Without using derivative, prove that the equation $$x^5-2x^4-3x^3-4x^2-5x-6=0$$ has unique positive real solution.
I tried, consider function $f: \mathbb{R} \rightarrow \mathbb{R}$ with $$f(x)=x^5-2x^4-3x^3-4x^2-5x-6.$$ We have $f$ is a continous function and $f(0)<0$. Another way, $$\displaystyle \lim_{x \to +\infty} f(x) = +\infty, $$ therefore there is exits a number $a >0$ such that $f(a) >0$.
Because, $f(0) \cdot f(a) <0$, therefore the equation $f(x) = 0$ has a solution $x_0 $ belongs to $(0,a)$.
Now I can not prove $x_0$ is unique solution. How can I do that without using derivative?

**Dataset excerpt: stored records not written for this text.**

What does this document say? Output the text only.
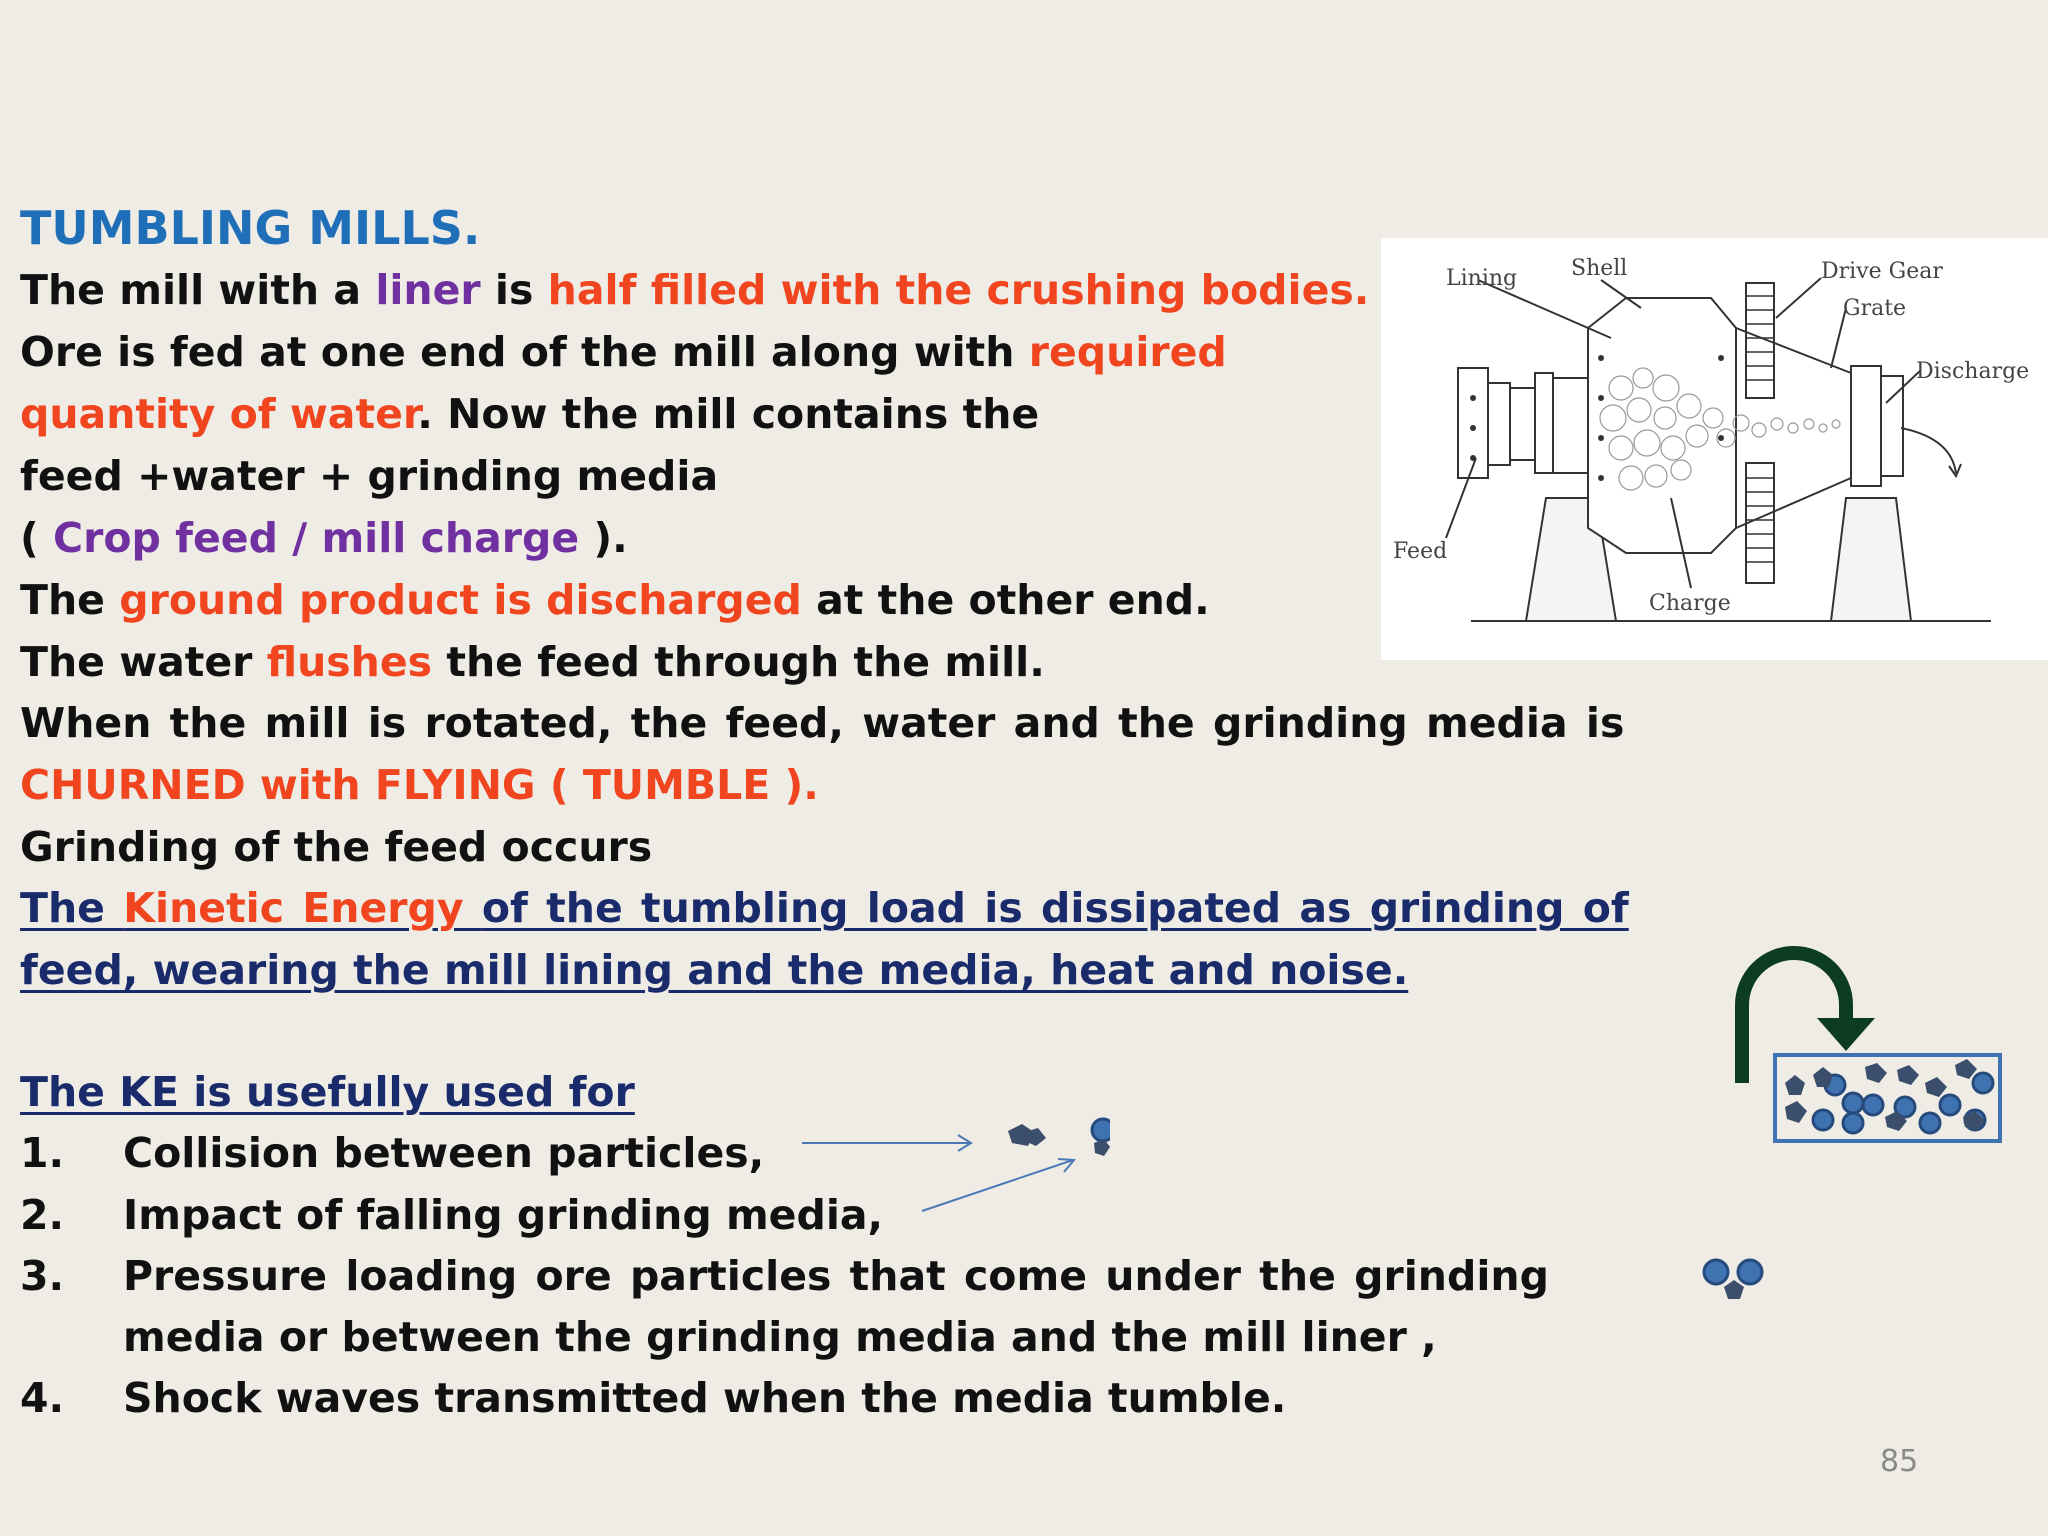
TUMBLING MILLS.
The mill with a liner is half filled with the crushing bodies.
Ore is fed at one end of the mill along with required
quantity of water. Now the mill contains the
feed +water + grinding media
( Crop feed / mill charge ).
The ground product is discharged at the other end.
The water flushes the feed through the mill.
When the mill is rotated, the feed, water and the grinding media is
CHURNED with FLYING ( TUMBLE ).
Grinding of the feed occurs
The Kinetic Energy of the tumbling load is dissipated as grinding of
feed, wearing the mill lining and the media, heat and noise.
The KE is usefully used for
1. Collision between particles,
2. Impact of falling grinding media,
3. Pressure loading ore particles that come under the grinding
media or between the grinding media and the mill liner ,
4. Shock waves transmitted when the media tumble.
85
Lining Shell	Drive Gear
Grate
Discharge
Feed
Charge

Ingeneral, how can I prove that the equation $$x^n = P_{n-1}(x),$$ where, $P_{n-1}(x)$ is a polynomial of $n-1$ degree and all positive real coefficients has unique positive real solution.
If $ x<0,$ always $f(x)<0$
$f(x)=(x^2-2x-3)(x^3-1)-3(x^2+x+1)$
$=((x-1)^2-4)(x^3-1)-3(x^2+x+1)$
at least x>3 we know.$f(4)=5*63-3*25>0$
In the area of $3<x<4 $ there is an unique solution.